Investigating the effect of Cu-doping on the electrochemical properties of perovskite-type Ba_0.5Sr_0.5Fe_1-xCu_xO_3-δ (0 ≤ x ≤ 0.20) cathodes

The effect of Cu-substitution in Ba_0.5Sr_0.5Fe_1-xCu_xO_3-δ (BSFCux (0 ≤ x ≤ 0.20)) on structure and electrochemical performance was investigated using BSFCux + LSGM|LSGM|BSFCux + LSGM symmetrical cells. Powder X-ray diffraction showed that the lattice constant increased with increasing Cu in BSFCux. The effect of sintering temperature on the oxygen reduction reaction (ORR) was studied for Ba_0.5Sr_0.5Fe_0.95Cu_0.05O_3-δ + LSGM and Ba_0.5Sr_0.5Fe_0.8Cu_0.2O_3-δ + LSGM symmetrical cells. Ba_0.5Sr_0.5Fe_0.95Cu_0.05O_3-δ + LSGM showed the lowest area specific resistance (ASR) of 0.031 Ωcm² at 800 °C in air when the cell was sintered at 1000 °C. The effect of LSGM thickness was studied on BSFCu0.05 at 1000 °C, which showed minimal effect on the ASR with electrolyte thickness (760–3110 μm).
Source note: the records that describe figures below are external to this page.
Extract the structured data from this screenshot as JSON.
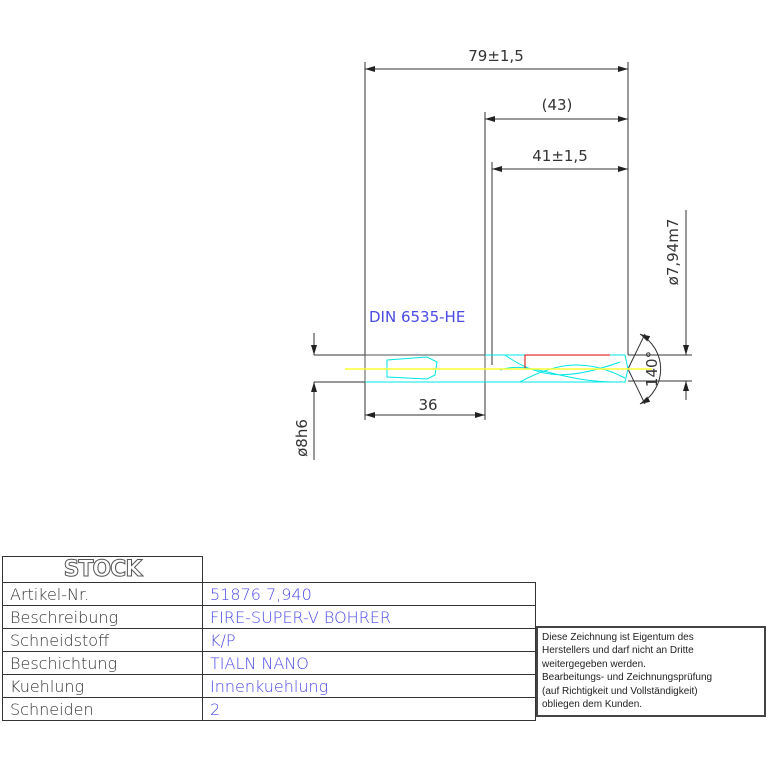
{
  "drawing": {
    "dim_total": "79±1,5",
    "dim_flute_ref": "(43)",
    "dim_flute": "41±1,5",
    "dim_diameter": "ø7,94m7",
    "dim_shank_length": "36",
    "dim_shank_diameter": "ø8h6",
    "point_angle": "140°",
    "standard": "DIN 6535-HE",
    "colors": {
      "body": "#00e5e5",
      "centerline": "#ffff33",
      "accent": "#e00000",
      "standard_text": "#4a4ae6"
    }
  },
  "table": {
    "logo": "STOCK",
    "rows": [
      {
        "label": "Artikel-Nr.",
        "value": "51876 7,940"
      },
      {
        "label": "Beschreibung",
        "value": "FIRE-SUPER-V BOHRER"
      },
      {
        "label": "Schneidstoff",
        "value": "K/P"
      },
      {
        "label": "Beschichtung",
        "value": "TIALN NANO"
      },
      {
        "label": "Kuehlung",
        "value": "Innenkuehlung"
      },
      {
        "label": "Schneiden",
        "value": "2"
      }
    ]
  },
  "note": [
    "Diese Zeichnung ist Eigentum des",
    "Herstellers und darf nicht an Dritte",
    "weitergegeben werden.",
    "Bearbeitungs- und Zeichnungsprüfung",
    "(auf Richtigkeit und Vollständigkeit)",
    "obliegen dem Kunden."
  ]
}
To understand the ORR mechanism of Ba_0.5Sr_0.5Fe_0.95Cu_0.05O_3-δ + LSGM and Ba_0.5Sr_0.5Fe_0.8Cu_0.2O_3-δ + LSGM, the data was analyzed using equation [ASR]=[ASR]⁰(pO₂)ⁿ. N values of 0 and 0.125 were obtained for Ba_0.5Sr_0.5Fe_0.95Cu_0.05O_3-δ indicative of O²⁻ incorporation from the triple-phase-boundary (TPB) to the electrolyte and the charge transfer at the TPB as the rate determining steps for the ORR. N values of 0.35 and 0.50 were obtained for Ba_0.5Sr_0.5Fe_0.8Cu_0.2O_3-δ indicative of the dissociative charge transfer and the dissociation of adsorbed O₂ as the rate determining steps for the ORR.